Ten-foot spears, three-foot shields, and a thousand raving warriors - Viking combat was brutal, bloody, and often deadly. Whether raiding a defenseless monastery to haul off gold and jewels or lining up to battle a rival army, Vikings took no prisoners on the battlefield. The life of a Viking warrior started in childhood, when boys would train and hunt to learn the spear. But the warrior's life wasn't only for boys; shield-maidens fought alongside the men during Viking battles, throwing spears and fending off enemies. Sometimes Vikings also made love connections on the battlefield.
When battle dragged on, Vikings sent in the berserkers to smash through enemy lines. The elite warriors reportedly took performance-enhancing drugs to up their rage. And though the 19th-century stereotype of Scandinavians in horned helmets is a myth, some modern TV shows about Vikings capture the atmosphere of a battle's front lines. There are many accurate details on the TV show Vikings, though the series does have to edit out some Viking tactics too brutal for television.

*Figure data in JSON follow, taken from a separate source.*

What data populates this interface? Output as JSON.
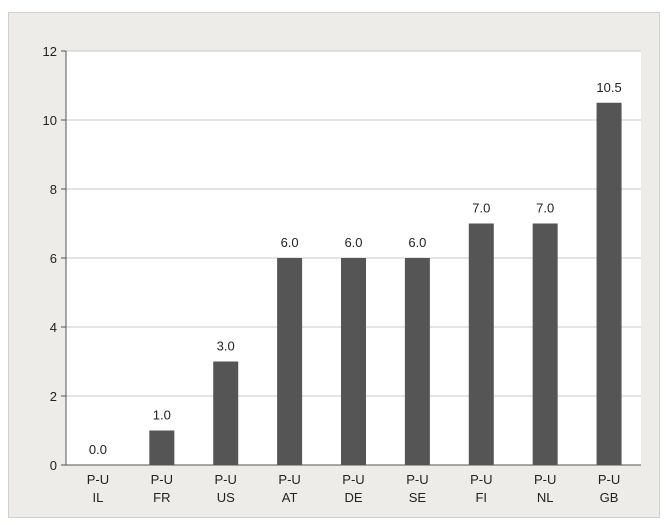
{
  "chart_data": {
    "type": "bar",
    "categories": [
      [
        "P-U",
        "IL"
      ],
      [
        "P-U",
        "FR"
      ],
      [
        "P-U",
        "US"
      ],
      [
        "P-U",
        "AT"
      ],
      [
        "P-U",
        "DE"
      ],
      [
        "P-U",
        "SE"
      ],
      [
        "P-U",
        "FI"
      ],
      [
        "P-U",
        "NL"
      ],
      [
        "P-U",
        "GB"
      ]
    ],
    "values": [
      0.0,
      1.0,
      3.0,
      6.0,
      6.0,
      6.0,
      7.0,
      7.0,
      10.5
    ],
    "value_labels": [
      "0.0",
      "1.0",
      "3.0",
      "6.0",
      "6.0",
      "6.0",
      "7.0",
      "7.0",
      "10.5"
    ],
    "yticks": [
      "0",
      "2",
      "4",
      "6",
      "8",
      "10",
      "12"
    ],
    "ylim": [
      0,
      12
    ],
    "grid": true,
    "title": "",
    "xlabel": "",
    "ylabel": "",
    "colors": {
      "bar": "#555555",
      "plot_bg": "#ffffff",
      "frame_bg": "#eeece9",
      "grid": "#c8c8c8",
      "axis": "#555555"
    }
  }
}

Viking warriors on the front lines did not always comprise men. Shield-maidens also fought in Viking raids and battles. According to Viking records, Viking leader Lagertha commanded a band of 120 ships of warriors. When her ex-husband Ragnar Lothbrok faced near-certain defeat in a fight, Lagertha sailed to his rescue, launching a surprise attack on the enemy from behind. Lagertha's ambush reportedly caused Ragnar's opponents to panic.
Shield-maidens also purportedly fought while disguised in men's clothes. Thus, they were sometimes indistinguishable from male warriors.
Spears created terrifying chaos during Viking battles. Viking spears were almost 10 feet long, but their reach extended even further. The fiercest warriors could throw their spears across the battlefield to target far-off enemies. Skilled warriors could throw two spears at once, with one in each hand. Some warriors were reportedly able to catch a spear in flight and turn it back toward their enemy.
Because spears were the most common weapon used during Viking battles, fighters weren't safe anywhere within throwing distance.
During a battle, an elite group of warriors protected the Viking chief. They were known as the hird, which derives from a term for family or household. The hird was like a family to the chief, protecting his life with their own. These bodyguards did not only work on the battlefield. They defended the chief at all times, day and night.
Viking chiefs chose the best warriors from powerful families to serve as their hird. Wealthy and skilled chiefs might have as many as 60 hirdsmen protecting them on the battlefield.
The front lines of a Viking battle would vary depending on the size of the fight. In smaller raids, particularly feuds between families, the clash might involve only a few dozen warriors. Larger battles meant entire Viking armies stared each other down. The biggest Viking armies contained between 4,000 and 7,000 men.
While the men were adept combatants, not all of them were full-time warriors. Viking fighters often went home to work as farmers, craftsmen, or merchants - if they survived the battle.